= The Magic Comic =

British comic book

The third issue of the original run, dated 5 August 1939

A typical mid-run example of the relaunched 1970s incarnation, dated 4 March 1978

The Magic Comic was a British comics magazine. It was the ill-fated third comics magazine from DC Thomson (after The Beano and The Dandy). It was aimed at a younger audience, with more emphasis on picture stories. The first issue was published on 22 July 1939. The comic ran for only 80 issues until 25 January 1941. Paper rationing resulting from the outbreak of the Second World War caused its demise. Its Editor Bill Powrie promised that 'the Magic' would return; however, he was killed in action in 1942.

Two annuals, named The Magic Fun Book, were also published in 1941 and 1942. From 1943 to 1949, The Magic Comic would share its annual with The Beano, under the title, The Magic-Beano Book. The cover star was Koko the Pup who would later team up with Big Eggo in the Magic-Beano Books between 1943 and 1950 in the story named Eggo and Koko.

A first issue of The Magic comic was sold on eBay in February 2006 for £1,250 to a collector, and it was one of only 6 copies known to exist. A 'Very Fine' copy was also sold in 1997 for £2,975. On 20 January 2015 the first 24 issues of The Magic Comic were sold for £13,000 (+20% commission; 15,600); it came to £650 per comic.

On 31 January 1976 DC Thomson revived the Magic Comic. This incarnation would go on to last until 1979. The new version was aimed at younger audience than The Beano and Dandy and was more of a pre-school comic than the original Magic comic. The comic was loosely concerned with magic of all kinds. Even though this new comic was considered a revival it contained none of the characters that appeared in the earlier Magic.
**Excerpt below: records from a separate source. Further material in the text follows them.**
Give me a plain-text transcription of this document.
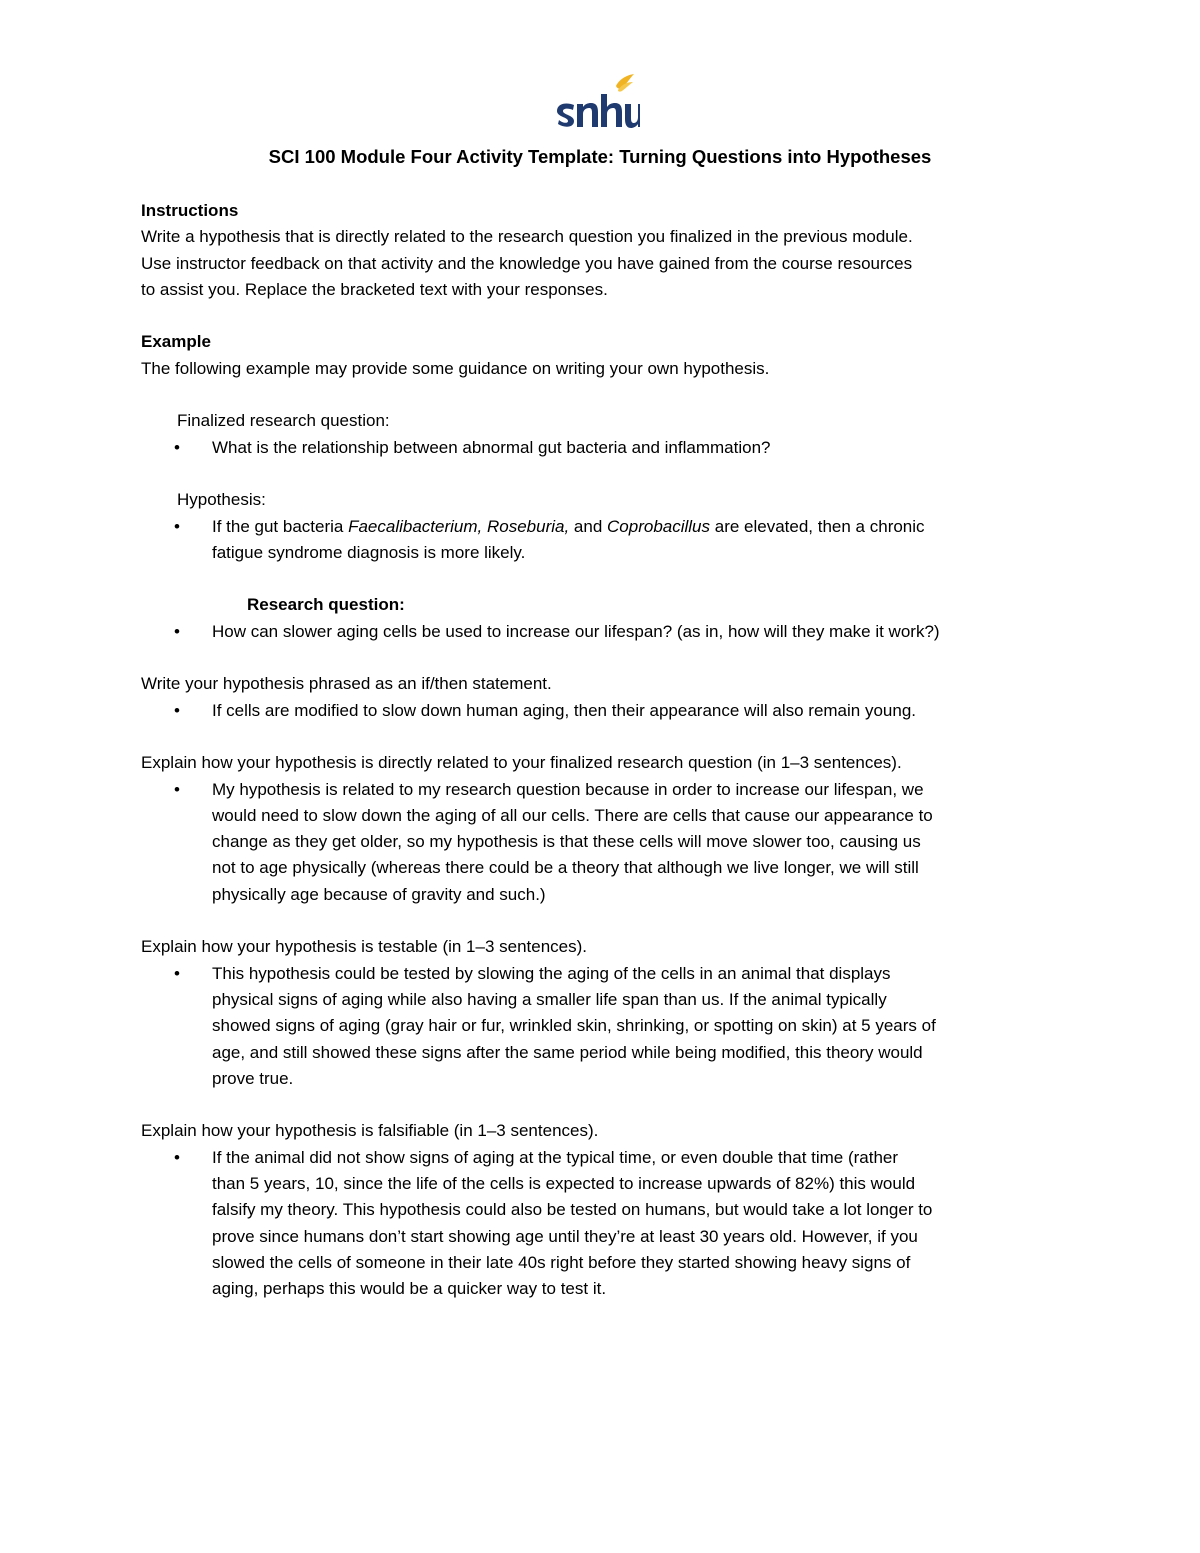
SCI 100 Module Four Activity Template: Turning Questions into Hypotheses
Instructions
Write a hypothesis that is directly related to the research question you finalized in the previous module.
Use instructor feedback on that activity and the knowledge you have gained from the course resources
to assist you. Replace the bracketed text with your responses.
Example
The following example may provide some guidance on writing your own hypothesis.
Finalized research question:
• What is the relationship between abnormal gut bacteria and inflammation?
Hypothesis:
• If the gut bacteria Faecalibacterium, Roseburia, and Coprobacillus are elevated, then a chronic
fatigue syndrome diagnosis is more likely.
Research question:
• How can slower aging cells be used to increase our lifespan? (as in, how will they make it work?)
Write your hypothesis phrased as an if/then statement.
• If cells are modified to slow down human aging, then their appearance will also remain young.
Explain how your hypothesis is directly related to your finalized research question (in 1–3 sentences).
• My hypothesis is related to my research question because in order to increase our lifespan, we
would need to slow down the aging of all our cells. There are cells that cause our appearance to
change as they get older, so my hypothesis is that these cells will move slower too, causing us
not to age physically (whereas there could be a theory that although we live longer, we will still
physically age because of gravity and such.)
Explain how your hypothesis is testable (in 1–3 sentences).
• This hypothesis could be tested by slowing the aging of the cells in an animal that displays
physical signs of aging while also having a smaller life span than us. If the animal typically
showed signs of aging (gray hair or fur, wrinkled skin, shrinking, or spotting on skin) at 5 years of
age, and still showed these signs after the same period while being modified, this theory would
prove true.
Explain how your hypothesis is falsifiable (in 1–3 sentences).
• If the animal did not show signs of aging at the typical time, or even double that time (rather
than 5 years, 10, since the life of the cells is expected to increase upwards of 82%) this would
falsify my theory. This hypothesis could also be tested on humans, but would take a lot longer to
prove since humans don’t start showing age until they’re at least 30 years old. However, if you
slowed the cells of someone in their late 40s right before they started showing heavy signs of
aging, perhaps this would be a quicker way to test it.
However it did contain characters from The Beano with a spinoff of Biffo the Bear involving his niece and nephew, Cuddly and Dudley, appearing in the new comic.

==Comic strips featured in the first comic==
- Koko the Pup (The comic's cover star featuring an anthropomorphic dog.)
- Dolly Dimple, not so simple
- Peter Piper (Drawn by Dudley Watkins this comic strip featured a boy with magical pipes that could bring statues to life. It was revived in the Dandy in the 1990s.)
- Boy Biffo the Brave
- Uncle Dan The Magic man
- The Boy with the Golden Goose
- Cheeky Mary – The Lord Mayors Daughter
- Tell-Tale Tilly
- Sam Swell
- Little Squirty
- The Adventures of Grandfather Clock
- The Tickler Twins in Wonderland (About a pair of twins living in a world full of characters from popular fairy tales and nursery rhymes. The Beano character Pansy Potter would later have her own in Wonderland series.)
- Pa, Ma and Squeaker
- Oompah Pete
- Ugly Muggins
- Wee Hi Lo
- Poor Blind Billy
- The Seven-Foot Cowboy
- Val in the Magic Forest
- The Magic Joke Page
- Inky, Binky and Bluff
- Sooty Snowball (The main character of this comic strip was a black caricature who was dressed in nothing but a grass skirt. It appeared on the comic's back cover.)
- Leave It to Lop Ears
- Crusty Crosspatch
- The Wolf Boy of Badenoch
- Old Pop Pelican
- Tootsy McTurk (A comic strip about a man with unusually large feet. A similar strip called Claude Hopper would later appear in the Dandy.)
- Sammy's Magic Stone
- Herr Paul Fry – The Nasty Spy
- Ding-Dong Dally
- Little Orphan Andy
- Old Father Time
- Kipper Feet
- Beric the Caveboy
- Dizzy Duck
- Dick Turpentine the hopeless highway man
- Dirty Dick – The Chimney Sweep
- Stone-Age Steve
- Young Buffalo Bill
- Two Wanderers of the War
- Softie Sam
- Gulliver
- Keeper of the Flock
- Hiram Scaram – The Stagecoach Driver
- Robin Hood
- Pete of the Spitfires
- Bandy Legs

==Comic strips featured in the revived comic==
- Witch Wanda
- Elfey
- Rainbow Road (about children in neighbouring houses with each door painted a different colour of the rainbow)
- Copy Cat
- Betsy's Magic Bracelet (a serial about a girl who owned a bracelet with lucky charms enchanted by a friendly witch)
- Flying Flapears (a flying rabbit)
- Spaceship Lollipop
- Aladdin and his Magic Lamp
- The Magic Club (including "Magic Pictures", "Magic Mirror" and "Magic Riddles")
- Cuddly and Dudley (Spin-off from The Beanos Biffo the Bear)
- Peter Popin and his Magic Popup Book (a boy who could "fly through time and space" into the worlds within his popup book)
- Tommy Trix
- A Talk with Stubby Pencil
- Magic Playtime
- Penny and the Prince
- The Magic of... (on the back cover, a factual article about the wonders of the world).